Wednesday, October 21, 2009


Believe me, I have had my ups and downs. Some have recently been surprised to see my name after irate blog comments, “wow, that doesn’t sound like you,” is the usual response. Some have seen it on my face at work, saying, “Oh, so that’s what’s up.” And my partner is riding through the storm of each day’s report back of the latest news in midwifery. Good thing she is in the news and loves the drama. Of course, she’s on my side though and has lots of strategic ideas. But the latest midwifery round of betrayal and bad faith negotiating has made me look at my core. I ask myself: “What do I believe?”

I am not sure if I was always someone who subverted the dominant paradigm. When is it that you first notice that you don’t want to shop at the Safeway or Walmart? How does that even happen? How do those values arise? Why is it that some are unwilling to follow the flow and insist on following the beat of a different drummer? I grew up in a mainstream town, lived in a family that followed all the mainstream trends, from shopping at Sears to buying whatever was on sale in the Penny Saver. Does my father even now what Organic means? I am sure he does not.

So, when, how and why did that all come about? Wouldn’t it have been easier for me to just step in line and keep up with Joneses. It began in college. I fell into step with the hippies at the Crafts House and found a resonance there that was refreshing, different, exciting and inspiring. These were people who I wanted to be with. They had ideas that were different and unusual. Like vegetables. These people ate lots of them and some of them only at vegetables. Organic when possible. Simply by choosing different food to eat, I had stepped into a different world. A world largely different from the flow around us.

This world, of course, opened my eyes to other non-dominant paradigm ideas as well: tie dye, communal living, non-violence and enlightenment. My eyes were wide, my heart open and my mind filling with information. And of course, we were all together, living in the grooviest place on campus, the Crafts House.

So that is how it all began, I didn’t grow up a hippie or have any encouragement from my family. As a matter of fact, most I what I do and feel now, they definitely do not understand. In the same way that I can not understand them. But I moved out of the Crafts House, graduated from college, and began my life as an adult groover in earnest.

By many standards, I am not EVEN that groovy. I don’t spin wool, I don’t make my own goat cheese, I don’t even have a pet. But I do recycle, I do try to remember to bring my own bags to the grocery story, I compost my food scraps, and I practice as a midwife. A homebirth midwife, that is. A non-dominant paridigm midwife. I am out on the edges of society with the less than 1% of women and families who are choosing this too. Why are we here? Because we believe.

So, what is it that we believe in so strongly that we insist on swimming upstream? I started out believing when I was 12 years old that I wanted to help people. I wanted to deal with real life scenarios that would involve excitement, intrigue, precision, and healing. I wanted to immerse myself in a life where I was needed as an integral member of the community. I wanted to know people on a first name basis and sit down to dinner with them after a long day’s work.
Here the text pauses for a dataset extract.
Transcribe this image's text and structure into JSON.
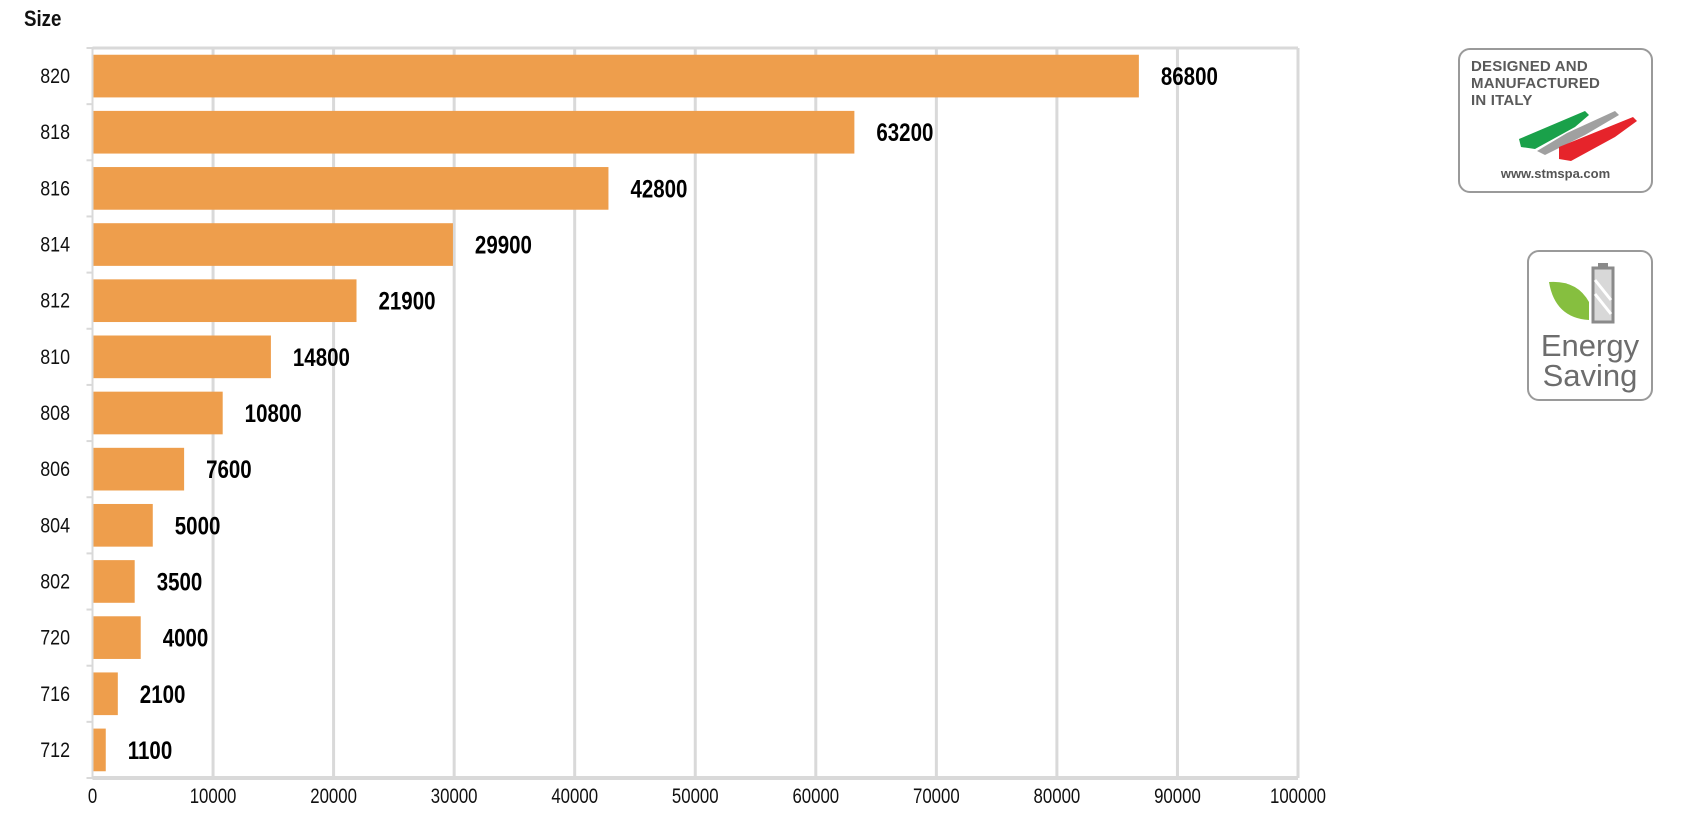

Being a country doctor may have fulfilled all of these wishes. But when I was a student in college, with all of the other pre-med students, I realized that I was not on a trajectory that would lead me to that end. I felt that I was at the beginning of a long journey that would propel me head-long into medicine, without knowing truly how to heal people. So, I changed course. I looked away from the dominant paradigm. I looked away from medical school. But at the time, I didn’t know where to turn.

Until I graduated and lived on the Vineyard for a summer. A friend of mine handed me Spiritual Midwifery and said I might be interested. There they were. The hippies, the counter-culture, the ones eschewing the dominant paradigm with aplomb and vigor. And they were having their babies in buses and on a commune with midwives. I knew this was it. This was the healing, the wholism, the community, the culture, the spirituality that I had been looking for. Midwifery would provide a connection to women and families and children and society. Midwifery would provide a spirituality that was rooted in everyday miracles and the unbridled power of women. Midwifery would provide a healing pathway for women as they reached deep down inside of themselves to find the inner strength to give birth. Midwifery would provide a healing pathway for families as the witnessing and participating in birth led to unparalleled bonding, love and admiration. Midwifery would provide a strong intellectual stimulus for my mind, ever searching for meaning behind the signals of birth, always fascinated and learning. Birth is never fully knowable. All of these things I believed as I finished my reading of Spiritual Midwifery, ran to the store and bought Heart and Hands, and transported myself to El Paso, TX to attend midwifery school.

It all began as beliefs.

Twenty four years later and almost having seen 1000 babies come into the world, it is much more than belief. It is deep inner knowing from having witnessed women in their travail, in their glory, in their achievement. The women themselves have been my teachers. The women and their babies. The women and their partners. The women and their wisdom.

I believe that women are strong, powerful and resilient. I believe that midwives are valued by their clients as trusted guides and facilitators of birth. Midwives hold women when they are most vulnerable: raw, open, surrendered. Midwives honor mothers for the amazing job they are doing, birthing their babies. Midwives touch women’s lives in a way that resonates for decades.

I believe in my work. I believe in the work of my colleagues.